Although those will be used with a 0-250V transformer and 4 diodes in a full-wave bridge configuration so I'm assuming this is less of a concern.
If you have a 250VAC transformer the positive peak will be 353 volts.
So when cap is charged to +353 volts and AC phase is negative the full voltage across the diode will be 706 volts.
So when cap is charged to +353 volts and AC phase is negative the full voltage across the diode will be 706 volts.
The diode takes twice the peak voltage.
The capacitor is charged to the peak voltage that is a bit over 1.4 times the RMS voltage and then the voltage has to go through a negative half cycle that is another 1.4 times the RMS voltage.
The voltages sure do add up. I don't blame that diode for going short circuit.
The capacitor is charged to the peak voltage that is a bit over 1.4 times the RMS voltage and then the voltage has to go through a negative half cycle that is another 1.4 times the RMS voltage.
The voltages sure do add up. I don't blame that diode for going short circuit.
amatuer mistake on my part, clearly.
for some reason I thought each diode would only see half the voltage and not the full peak.
in between testing this "faulty" PCB, to rule out an issue with the transformer I plugged it into a different PCB that has Cree C3D02060F rectifiers (2 diodes in full-wave mode, also rated for 600V), and that one actually worked fine during the entire duration of testing the amp, about 30 min.

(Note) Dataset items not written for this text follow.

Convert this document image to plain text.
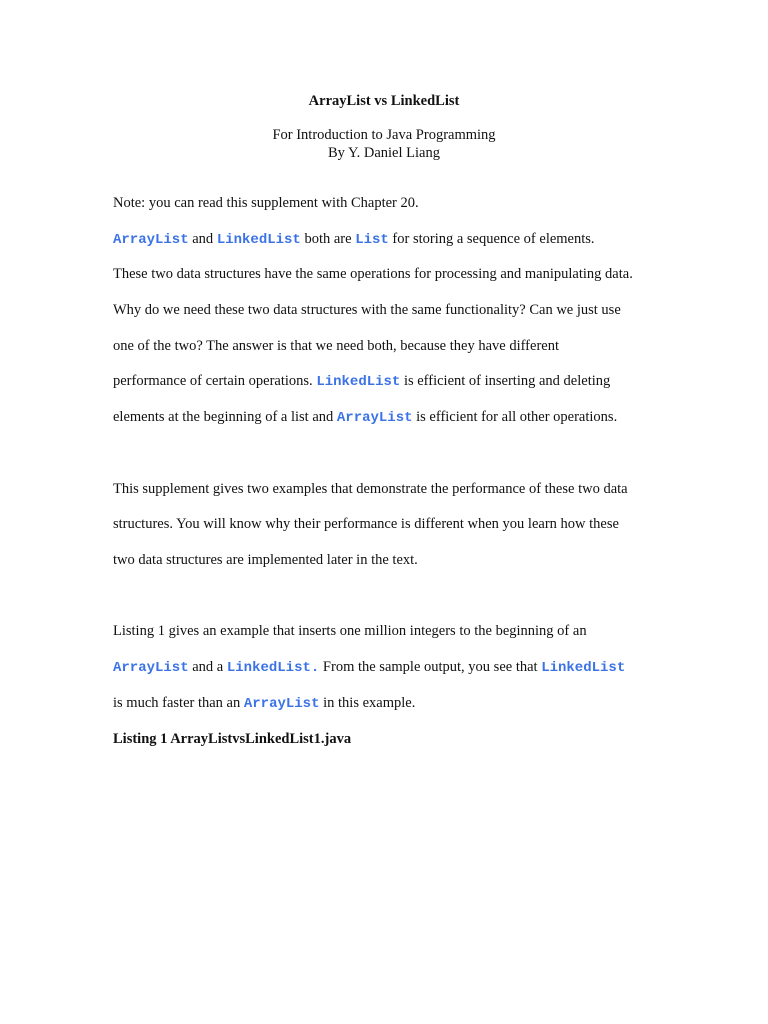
ArrayList vs LinkedList
For Introduction to Java Programming
By Y. Daniel Liang
Note: you can read this supplement with Chapter 20.
ArrayList and LinkedList both are List for storing a sequence of elements.
These two data structures have the same operations for processing and manipulating data.
Why do we need these two data structures with the same functionality? Can we just use
one of the two? The answer is that we need both, because they have different
performance of certain operations. LinkedList is efficient of inserting and deleting
elements at the beginning of a list and ArrayList is efficient for all other operations.
This supplement gives two examples that demonstrate the performance of these two data
structures. You will know why their performance is different when you learn how these
two data structures are implemented later in the text.
Listing 1 gives an example that inserts one million integers to the beginning of an
ArrayList and a LinkedList. From the sample output, you see that LinkedList
is much faster than an ArrayList in this example.
Listing 1 ArrayListvsLinkedList1.java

for some reason I thought each diode would only see half the voltage and not the full peak.
in between testing this "faulty" PCB, to rule out an issue with the transformer I plugged it into a different PCB that has Cree C3D02060F rectifiers (2 diodes in full-wave mode, also rated for 600V), and that one actually worked fine during the entire duration of testing the amp, about 30 min.